Now that you know what the problem areas are, the solution is pretty straightforward. Clean up your room! And do so regularly!
Clean Your Bedroom Regularly with These Easy Steps
Be consistent with your cleaning
The first step is to be regular. If you keep putting off cleaning your bedroom until tomorrow (it’s always tomorrow), the mess is bound to grow, and before you know it, you’re back to square one, which is a messy room and a terrible sleep schedule. So if you’re making a schedule around cleaning your bedroom, make sure you stick to it. It will help you feel more in control of your surroundings and you’ll get a good night’s sleep.
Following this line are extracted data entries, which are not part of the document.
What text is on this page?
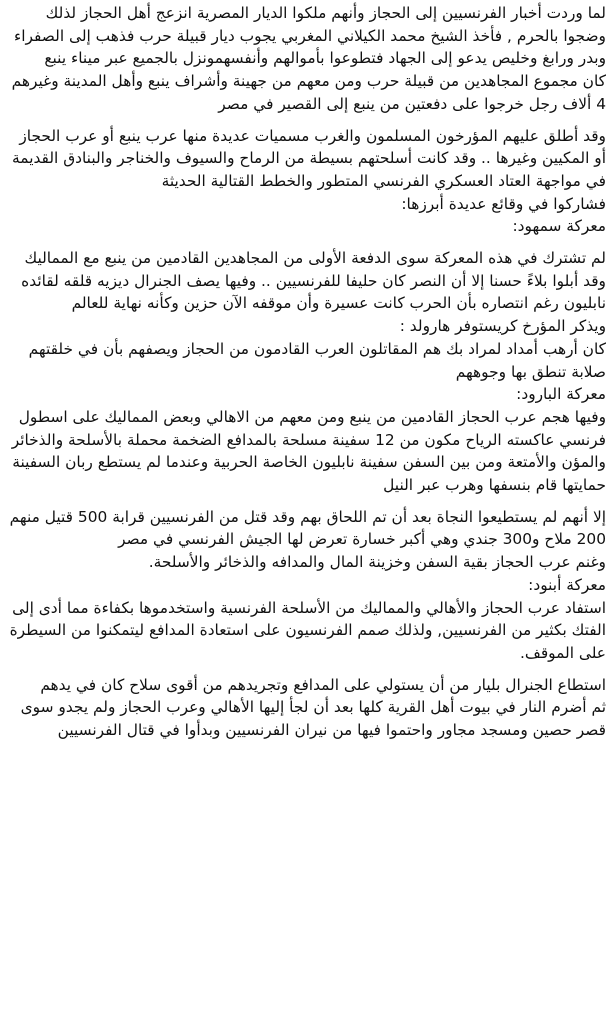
لما وردت أخبار الفرنسيين إلى الحجاز وأنهم ملكوا الديار المصرية انزعج أهل الحجاز لذلك وضجوا بالحرم , فأخذ الشيخ محمد الكيلاني المغربي يجوب ديار قبيلة حرب فذهب إلى الصفراء وبدر ورابغ وخليص يدعو إلى الجهاد فتطوعوا بأموالهم وأنفسهمونزل بالجميع عبر ميناء ينبع

كان مجموع المجاهدين من قبيلة حرب ومن معهم من جهينة وأشراف ينبع وأهل المدينة وغيرهم 4 ألاف رجل خرجوا على دفعتين من ينبع إلى القصير في مصر

وقد أطلق عليهم المؤرخون المسلمون والغرب مسميات عديدة منها عرب ينبع أو عرب الحجاز أو المكيين وغيرها .. وقد كانت أسلحتهم بسيطة من الرماح والسيوف والخناجر والبنادق القديمة في مواجهة العتاد العسكري الفرنسي المتطور والخطط القتالية الحديثة

فشاركوا في وقائع عديدة أبرزها:

معركة سمهود:

لم تشترك في هذه المعركة سوى الدفعة الأولى من المجاهدين القادمين من ينبع مع المماليك وقد أبلوا بلاءً حسنا إلا أن النصر كان حليفا للفرنسيين .. وفيها يصف الجنرال ديزيه قلقه لقائده نابليون رغم انتصاره بأن الحرب كانت عسيرة وأن موقفه الآن حزين وكأنه نهاية للعالم

ويذكر المؤرخ كريستوفر هارولد :

كان أرهب أمداد لمراد بك هم المقاتلون العرب القادمون من الحجاز ويصفهم بأن في خلقتهم صلابة تنطق بها وجوههم

معركة البارود:

وفيها هجم عرب الحجاز القادمين من ينبع ومن معهم من الاهالي وبعض المماليك على اسطول فرنسي عاكسته الرياح مكون من 12 سفينة مسلحة بالمدافع الضخمة محملة بالأسلحة والذخائر والمؤن والأمتعة ومن بين السفن سفينة نابليون الخاصة الحربية وعندما لم يستطع ربان السفينة حمايتها قام بنسفها وهرب عبر النيل

إلا أنهم لم يستطيعوا النجاة بعد أن تم اللحاق بهم وقد قتل من الفرنسيين قرابة 500 قتيل منهم 200 ملاح و300 جندي وهي أكبر خسارة تعرض لها الجيش الفرنسي في مصر

وغنم عرب الحجاز بقية السفن وخزينة المال والمدافه والذخائر والأسلحة.

معركة أبنود:

استفاد عرب الحجاز والأهالي والمماليك من الأسلحة الفرنسية واستخدموها بكفاءة مما أدى إلى الفتك بكثير من الفرنسيين, ولذلك صمم الفرنسيون على استعادة المدافع ليتمكنوا من السيطرة على الموقف.

استطاع الجنرال بليار من أن يستولي على المدافع وتجريدهم من أقوى سلاح كان في يدهم

ثم أضرم النار في بيوت أهل القرية كلها بعد أن لجأ إليها الأهالي وعرب الحجاز ولم يجدو سوى قصر حصين ومسجد مجاور واحتموا فيها من نيران الفرنسيين وبدأوا في قتال الفرنسيين
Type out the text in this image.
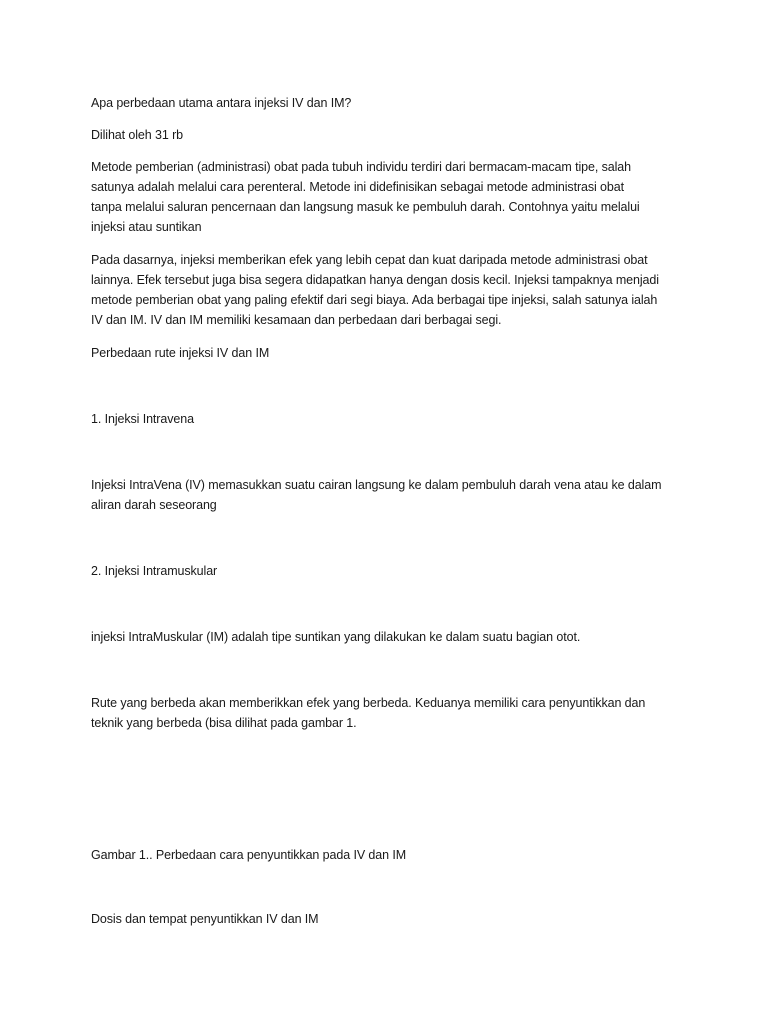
Apa perbedaan utama antara injeksi IV dan IM?
Dilihat oleh 31 rb
Metode pemberian (administrasi) obat pada tubuh individu terdiri dari bermacam-macam tipe, salah
satunya adalah melalui cara perenteral. Metode ini didefinisikan sebagai metode administrasi obat
tanpa melalui saluran pencernaan dan langsung masuk ke pembuluh darah. Contohnya yaitu melalui
injeksi atau suntikan
Pada dasarnya, injeksi memberikan efek yang lebih cepat dan kuat daripada metode administrasi obat
lainnya. Efek tersebut juga bisa segera didapatkan hanya dengan dosis kecil. Injeksi tampaknya menjadi
metode pemberian obat yang paling efektif dari segi biaya. Ada berbagai tipe injeksi, salah satunya ialah
IV dan IM. IV dan IM memiliki kesamaan dan perbedaan dari berbagai segi.
Perbedaan rute injeksi IV dan IM
1. Injeksi Intravena
Injeksi IntraVena (IV) memasukkan suatu cairan langsung ke dalam pembuluh darah vena atau ke dalam
aliran darah seseorang
2. Injeksi Intramuskular
injeksi IntraMuskular (IM) adalah tipe suntikan yang dilakukan ke dalam suatu bagian otot.
Rute yang berbeda akan memberikkan efek yang berbeda. Keduanya memiliki cara penyuntikkan dan
teknik yang berbeda (bisa dilihat pada gambar 1.
Gambar 1.. Perbedaan cara penyuntikkan pada IV dan IM
Dosis dan tempat penyuntikkan IV dan IM
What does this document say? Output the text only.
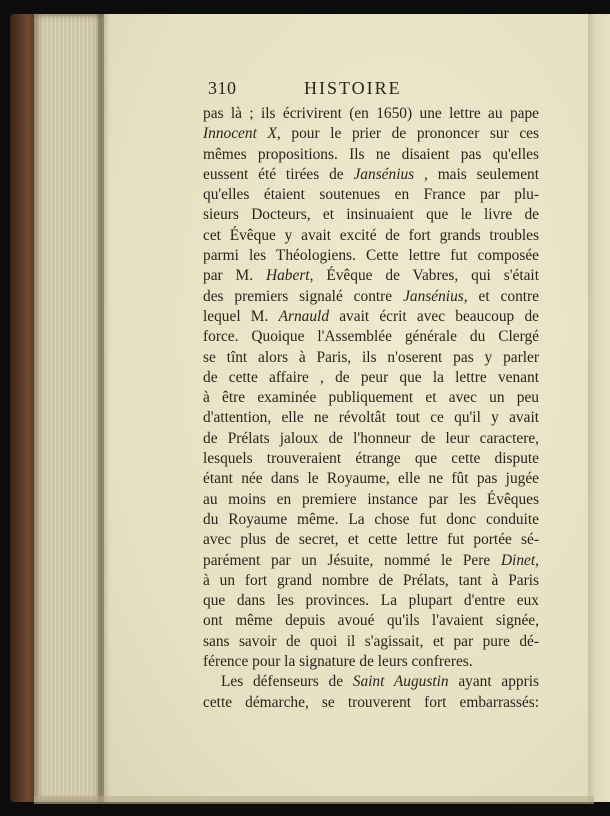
310	HISTOIRE
pas là ; ils écrivirent (en 1650) une lettre au pape
Innocent X, pour le prier de prononcer sur ces
mêmes propositions. Ils ne disaient pas qu'elles
eussent été tirées de Jansénius , mais seulement
qu'elles étaient soutenues en France par plu-
sieurs Docteurs, et insinuaient que le livre de
cet Évêque y avait excité de fort grands troubles
parmi les Théologiens. Cette lettre fut composée
par M. Habert, Évêque de Vabres, qui s'était
des premiers signalé contre Jansénius, et contre
lequel M. Arnauld avait écrit avec beaucoup de
force. Quoique l'Assemblée générale du Clergé
se tînt alors à Paris, ils n'oserent pas y parler
de cette affaire , de peur que la lettre venant
à être examinée publiquement et avec un peu
d'attention, elle ne révoltât tout ce qu'il y avait
de Prélats jaloux de l'honneur de leur caractere,
lesquels trouveraient étrange que cette dispute
étant née dans le Royaume, elle ne fût pas jugée
au moins en premiere instance par les Évêques
du Royaume même. La chose fut donc conduite
avec plus de secret, et cette lettre fut portée sé-
parément par un Jésuite, nommé le Pere Dinet,
à un fort grand nombre de Prélats, tant à Paris
que dans les provinces. La plupart d'entre eux
ont même depuis avoué qu'ils l'avaient signée,
sans savoir de quoi il s'agissait, et par pure dé-
férence pour la signature de leurs confreres.
Les défenseurs de Saint Augustin ayant appris
cette démarche, se trouverent fort embarrassés:
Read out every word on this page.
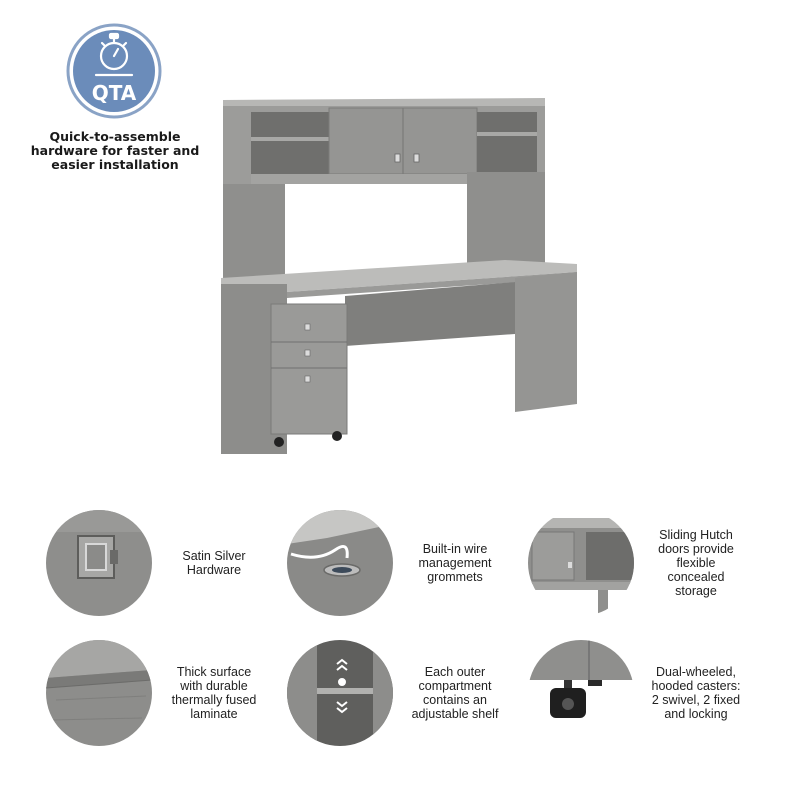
QTA
Quick-to-assemble
hardware for faster and
easier installation
Satin Silver
Hardware
Built-in wire
management
grommets
Sliding Hutch
doors provide
flexible
concealed
storage
Thick surface
with durable
thermally fused
laminate
Each outer
compartment
contains an
adjustable shelf
Dual-wheeled,
hooded casters:
2 swivel, 2 fixed
and locking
Change your sheets every week
The more often you change your sheets, the less likely you are to find collected dust and residue on them. The ideal amount of time you should wait between changing your sheets is about one week, but the most you should postpone it to is two. Any more than that and you’re just asking for trouble. Clean sheets smell nice, feel softer, and are a lot more comfortable than those you’ve been sleeping on for over two months, so take out the time and make yourself a comfortable bed to sleep in.
Start from the top
If you’re cleaning your entire room at once, always remember to start from the top. Cleaning floors first doesn’t make any sense if you’re going to do your dusting right after and have all the dirt settle back in. So the ideal steps for this would be to:
- Dust your room thoroughly
- Wipe all the surfaces clean
- Change your sheets
- Sweep and mop the floor
Allocate areas in your room to keep it more organized
Another tip to make sure your room is clean (or at least looks a lot less messy) is to allocate certain areas by category. For example, keep a section that is just for your skincare, so everything that comes under that umbrella can go in there. Keep a shelving unit for your books so your books don’t lay about all over the place. Keep a separate section for all your beddings and linen so they don’t get mixed in with your clothes. Small changes like that can make all the difference.
Make cleaning a part of your nightly routine
Yes, it is a tedious step, but once you get used to it, it will become second nature to you. Make cleaning a part of your wind-down or bedtime routine before you go to sleep. Knowing that your sleeping area is organized and clean will help you feel more accomplished and reduce the chances of any subconscious stressors that could bother you in your sleep. It could be something as simple as moving the pile of clothes from the chair to the laundry basket or organizing your desk. Again, small steps lead to big victories.
And, of course, as our mothers always said, don’t forget to make your bed every morning.